President Biden is blaming a war happening more than 4,000 miles away for the rapidly rising cost of gas prices at home. “I’m doing everything in my power to blunt Putin’s gas price hike,” Biden said during a speech for the AFL-CIO.

Speaking to reporters recently, Biden again blamed Russia saying Russia’s war in Ukraine was the cause of the surge in the cost in the price of oil and gas.

“It’s outrageous what the war in Ukraine is causing,” Biden said.

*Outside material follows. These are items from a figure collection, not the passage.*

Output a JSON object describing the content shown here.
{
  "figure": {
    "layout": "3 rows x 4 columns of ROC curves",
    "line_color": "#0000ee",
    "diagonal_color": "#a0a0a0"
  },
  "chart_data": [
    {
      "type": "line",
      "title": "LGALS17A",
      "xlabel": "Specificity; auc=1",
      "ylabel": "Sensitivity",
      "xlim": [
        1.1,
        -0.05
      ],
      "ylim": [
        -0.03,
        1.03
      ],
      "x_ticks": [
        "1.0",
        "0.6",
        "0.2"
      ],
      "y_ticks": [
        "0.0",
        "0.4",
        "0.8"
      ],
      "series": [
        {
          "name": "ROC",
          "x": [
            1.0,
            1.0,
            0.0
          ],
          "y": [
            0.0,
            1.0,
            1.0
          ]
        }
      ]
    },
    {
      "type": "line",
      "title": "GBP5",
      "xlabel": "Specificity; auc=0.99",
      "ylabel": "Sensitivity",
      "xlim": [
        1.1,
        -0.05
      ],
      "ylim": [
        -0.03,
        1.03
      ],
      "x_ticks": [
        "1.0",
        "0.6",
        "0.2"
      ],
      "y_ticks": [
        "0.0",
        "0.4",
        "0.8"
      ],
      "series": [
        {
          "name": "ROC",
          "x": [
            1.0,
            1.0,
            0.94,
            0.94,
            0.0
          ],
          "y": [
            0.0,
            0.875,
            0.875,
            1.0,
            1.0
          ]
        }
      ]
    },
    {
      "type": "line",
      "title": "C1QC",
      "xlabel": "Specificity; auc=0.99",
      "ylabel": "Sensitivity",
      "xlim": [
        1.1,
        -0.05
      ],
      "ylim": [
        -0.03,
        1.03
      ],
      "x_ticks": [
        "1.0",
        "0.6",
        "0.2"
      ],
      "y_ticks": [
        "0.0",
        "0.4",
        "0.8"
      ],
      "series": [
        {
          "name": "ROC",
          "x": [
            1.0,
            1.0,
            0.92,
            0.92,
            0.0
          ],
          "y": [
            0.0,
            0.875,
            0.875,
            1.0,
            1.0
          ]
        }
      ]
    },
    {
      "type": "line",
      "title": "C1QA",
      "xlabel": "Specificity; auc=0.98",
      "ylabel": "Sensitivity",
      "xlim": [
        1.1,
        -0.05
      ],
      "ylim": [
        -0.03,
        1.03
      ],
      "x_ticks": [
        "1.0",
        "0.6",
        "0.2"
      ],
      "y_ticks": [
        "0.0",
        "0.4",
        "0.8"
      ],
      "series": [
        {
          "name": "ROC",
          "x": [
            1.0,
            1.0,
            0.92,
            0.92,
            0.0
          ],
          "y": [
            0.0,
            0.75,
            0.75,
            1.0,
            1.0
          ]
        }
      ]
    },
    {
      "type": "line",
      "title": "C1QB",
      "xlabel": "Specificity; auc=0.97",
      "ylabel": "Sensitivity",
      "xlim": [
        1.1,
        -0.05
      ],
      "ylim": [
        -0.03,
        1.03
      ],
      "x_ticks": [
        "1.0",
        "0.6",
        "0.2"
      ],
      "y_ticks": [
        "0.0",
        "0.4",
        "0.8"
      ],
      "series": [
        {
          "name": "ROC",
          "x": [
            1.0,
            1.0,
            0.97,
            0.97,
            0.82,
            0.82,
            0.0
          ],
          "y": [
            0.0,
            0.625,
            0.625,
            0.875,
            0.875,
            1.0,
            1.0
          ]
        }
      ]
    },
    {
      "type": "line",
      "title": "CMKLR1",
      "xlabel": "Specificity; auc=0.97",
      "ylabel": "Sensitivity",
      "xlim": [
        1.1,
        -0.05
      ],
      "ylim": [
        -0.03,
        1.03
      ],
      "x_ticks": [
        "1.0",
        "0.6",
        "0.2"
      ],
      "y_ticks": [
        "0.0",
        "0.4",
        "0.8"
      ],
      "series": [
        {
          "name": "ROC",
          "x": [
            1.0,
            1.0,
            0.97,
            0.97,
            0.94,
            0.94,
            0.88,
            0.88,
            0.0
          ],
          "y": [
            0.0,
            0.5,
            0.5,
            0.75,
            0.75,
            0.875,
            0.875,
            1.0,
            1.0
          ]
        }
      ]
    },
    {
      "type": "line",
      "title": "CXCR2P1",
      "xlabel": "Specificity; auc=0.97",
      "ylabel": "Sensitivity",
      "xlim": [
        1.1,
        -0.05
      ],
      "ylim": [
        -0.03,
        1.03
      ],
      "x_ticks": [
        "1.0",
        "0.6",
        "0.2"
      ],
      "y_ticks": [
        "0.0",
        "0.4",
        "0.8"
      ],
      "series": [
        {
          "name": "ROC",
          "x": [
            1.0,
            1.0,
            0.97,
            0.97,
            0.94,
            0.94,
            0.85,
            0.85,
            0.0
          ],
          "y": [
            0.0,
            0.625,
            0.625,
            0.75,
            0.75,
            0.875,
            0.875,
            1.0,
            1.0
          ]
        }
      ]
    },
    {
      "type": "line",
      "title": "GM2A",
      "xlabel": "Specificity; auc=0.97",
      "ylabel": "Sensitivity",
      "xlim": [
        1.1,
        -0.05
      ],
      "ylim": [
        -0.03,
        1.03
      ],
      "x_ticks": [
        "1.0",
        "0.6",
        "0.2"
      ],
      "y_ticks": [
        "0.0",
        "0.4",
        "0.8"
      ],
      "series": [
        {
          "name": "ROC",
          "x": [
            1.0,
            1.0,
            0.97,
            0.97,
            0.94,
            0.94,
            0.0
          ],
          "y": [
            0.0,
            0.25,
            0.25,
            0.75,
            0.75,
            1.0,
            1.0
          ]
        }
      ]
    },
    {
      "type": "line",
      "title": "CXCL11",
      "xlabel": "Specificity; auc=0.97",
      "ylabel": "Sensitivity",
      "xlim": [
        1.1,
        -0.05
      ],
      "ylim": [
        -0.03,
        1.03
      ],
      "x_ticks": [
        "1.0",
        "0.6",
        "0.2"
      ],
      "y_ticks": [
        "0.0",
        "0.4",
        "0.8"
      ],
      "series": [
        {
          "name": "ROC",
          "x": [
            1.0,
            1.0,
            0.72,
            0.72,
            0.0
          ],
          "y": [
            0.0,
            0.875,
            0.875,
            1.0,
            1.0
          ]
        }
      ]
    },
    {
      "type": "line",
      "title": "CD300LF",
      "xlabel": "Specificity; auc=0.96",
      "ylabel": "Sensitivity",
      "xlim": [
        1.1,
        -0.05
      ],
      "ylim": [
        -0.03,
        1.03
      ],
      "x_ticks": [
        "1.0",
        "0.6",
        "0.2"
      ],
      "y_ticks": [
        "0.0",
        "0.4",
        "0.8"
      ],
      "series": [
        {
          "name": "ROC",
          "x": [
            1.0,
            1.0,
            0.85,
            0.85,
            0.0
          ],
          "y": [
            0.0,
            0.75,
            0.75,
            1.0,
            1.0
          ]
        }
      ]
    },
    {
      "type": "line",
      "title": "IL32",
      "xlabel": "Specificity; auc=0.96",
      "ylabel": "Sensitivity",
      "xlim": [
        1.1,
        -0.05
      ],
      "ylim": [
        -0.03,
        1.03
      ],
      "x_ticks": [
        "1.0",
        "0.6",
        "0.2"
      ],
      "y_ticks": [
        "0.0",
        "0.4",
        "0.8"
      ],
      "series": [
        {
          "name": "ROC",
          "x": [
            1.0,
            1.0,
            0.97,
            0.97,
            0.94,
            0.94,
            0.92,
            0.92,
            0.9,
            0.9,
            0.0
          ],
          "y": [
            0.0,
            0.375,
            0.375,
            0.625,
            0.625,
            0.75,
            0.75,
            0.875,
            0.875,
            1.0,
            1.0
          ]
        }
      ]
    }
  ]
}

But Gas prices have been surging since well before the war, and the Biden administration continues to prolong the war in Ukraine by continuously sending arms to fuel a war that is all but futile for Ukraine. Despite warnings from doctors about a potential surge in all-cause mortality, and economists warning of economic collapse, the Biden administration was also a strong supporter of the nationwide shutdown. This decision produced the initial supply chain issues that led to many of the problems we’re experiencing today.

According to Insider, diesel is in its worst crisis since the 1970s and localized rationing may be making a comeback soon. Many Americans today are far too young to recall the fuel shortages in 1970s America, but the crisis sparked mayhem in the streets and quite literally forever changed the nation.

“We’ve seen this dance before,” writes historian Meg Jacobs, author of Panic at the Pump“If you are of a certain age, you surely recall sitting in the back of your family’s station wagon waiting hours on end in the 1970s to get a gallon of gas.”

The first of the 1970s fuel panics began in 1973 after the Organization of Petroleum Exporting Countries (OPEC) raised the price of oil by 70 percent. This, coupled with the US embargo — which led to a 400% increase in the price of oil — sparked the 1970s crisis, and threw the world’s economy into a sharp recession within a matter of days.